I'd like to calculated the number of documents stored in a mongodb bson file without having to import the file into the db via mongo restore.
The best I've been able to come up with in python is
bson_doc = open('./archive.bson','rb')
it = bson.decode_file_iter(bson_doc)
total = sum(1 for _ in it)
print(total)
I don't have a file at hand to try, but I believe there's a way - if you'll parse the data by hand.
The source for bson.decode_file_iter
(sans the docstring) goes like this:
_UNPACK_INT = struct.Struct("<i").unpack
def decode_file_iter(file_obj, codec_options=DEFAULT_CODEC_OPTIONS):
while True:
# Read size of next object.
size_data = file_obj.read(4)
if len(size_data) == 0:
break # Finished with file normaly.
elif len(size_data) != 4:
raise InvalidBSON("cut off in middle of objsize")
obj_size = _UNPACK_INT(size_data)[0] - 4
elements = size_data + file_obj.read(obj_size)
yield _bson_to_dict(elements, codec_options)
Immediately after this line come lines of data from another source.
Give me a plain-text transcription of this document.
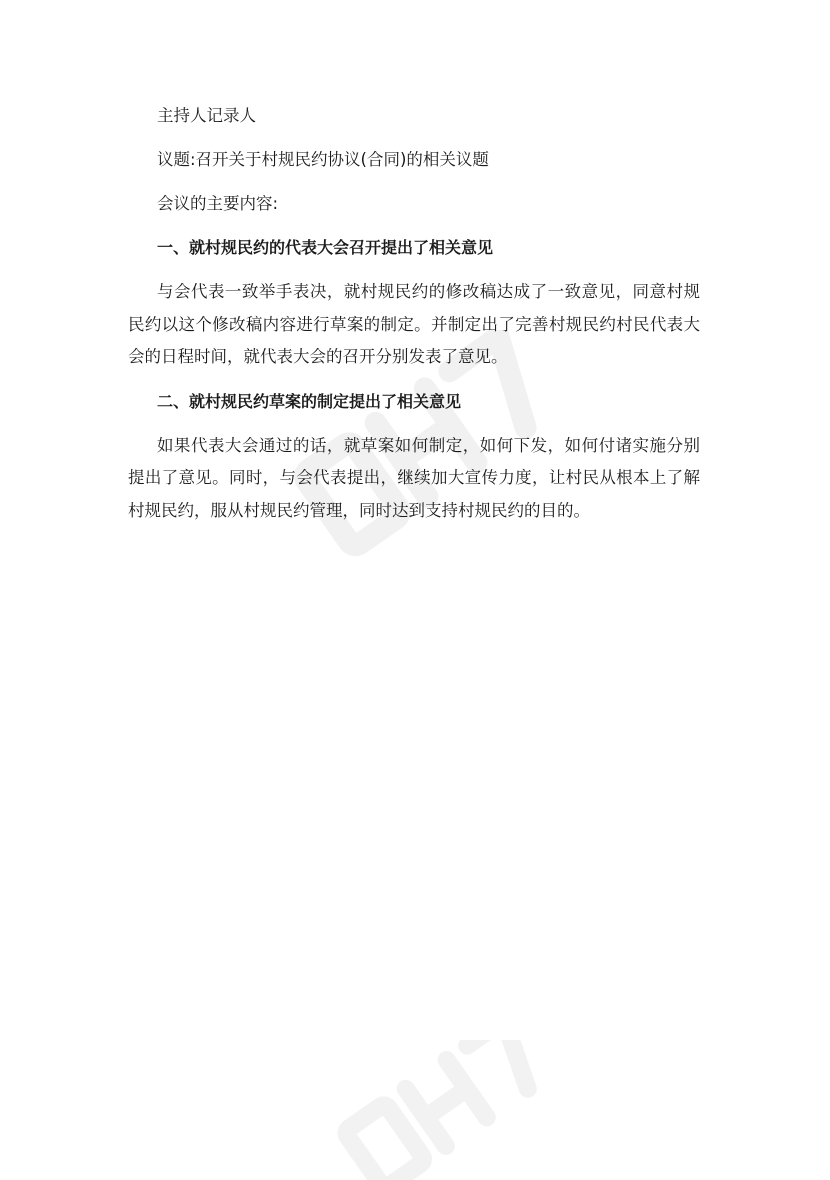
主持人记录人

议题:召开关于村规民约协议(合同)的相关议题

会议的主要内容:

一、就村规民约的代表大会召开提出了相关意见

与会代表一致举手表决，就村规民约的修改稿达成了一致意见，同意村规民约以这个修改稿内容进行草案的制定。并制定出了完善村规民约村民代表大会的日程时间，就代表大会的召开分别发表了意见。

二、就村规民约草案的制定提出了相关意见

如果代表大会通过的话，就草案如何制定，如何下发，如何付诸实施分别提出了意见。同时，与会代表提出，继续加大宣传力度，让村民从根本上了解村规民约，服从村规民约管理，同时达到支持村规民约的目的。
I presume, the time-consuming operation is _bson_to_dict
call - and you don't need one.
So, all you need is to read the file - get the int32 value with the next document's size and skip it. Then count how many documents you've encountered doing this.
So, I believe, this function should do the trick:
import struct
import os
from bson.errors import InvalidBSON
def count_file_documents(file_obj):
"""Counts how many documents provided BSON file contains"""
cnt = 0
while True:
# Read size of next object.
size_data = file_obj.read(4)
if len(size_data) == 0:
break # Finished with file normaly.
elif len(size_data) != 4:
raise InvalidBSON("cut off in middle of objsize")
obj_size = struct.Struct("<i").unpack(size_data)[0] - 4
# Skip the next obj_size bytes
file_obj.seek(obj_size, os.SEEK_CUR)
cnt += 1
return cnt
(I haven't tested the code, though. Don't have MongoDB at hand.)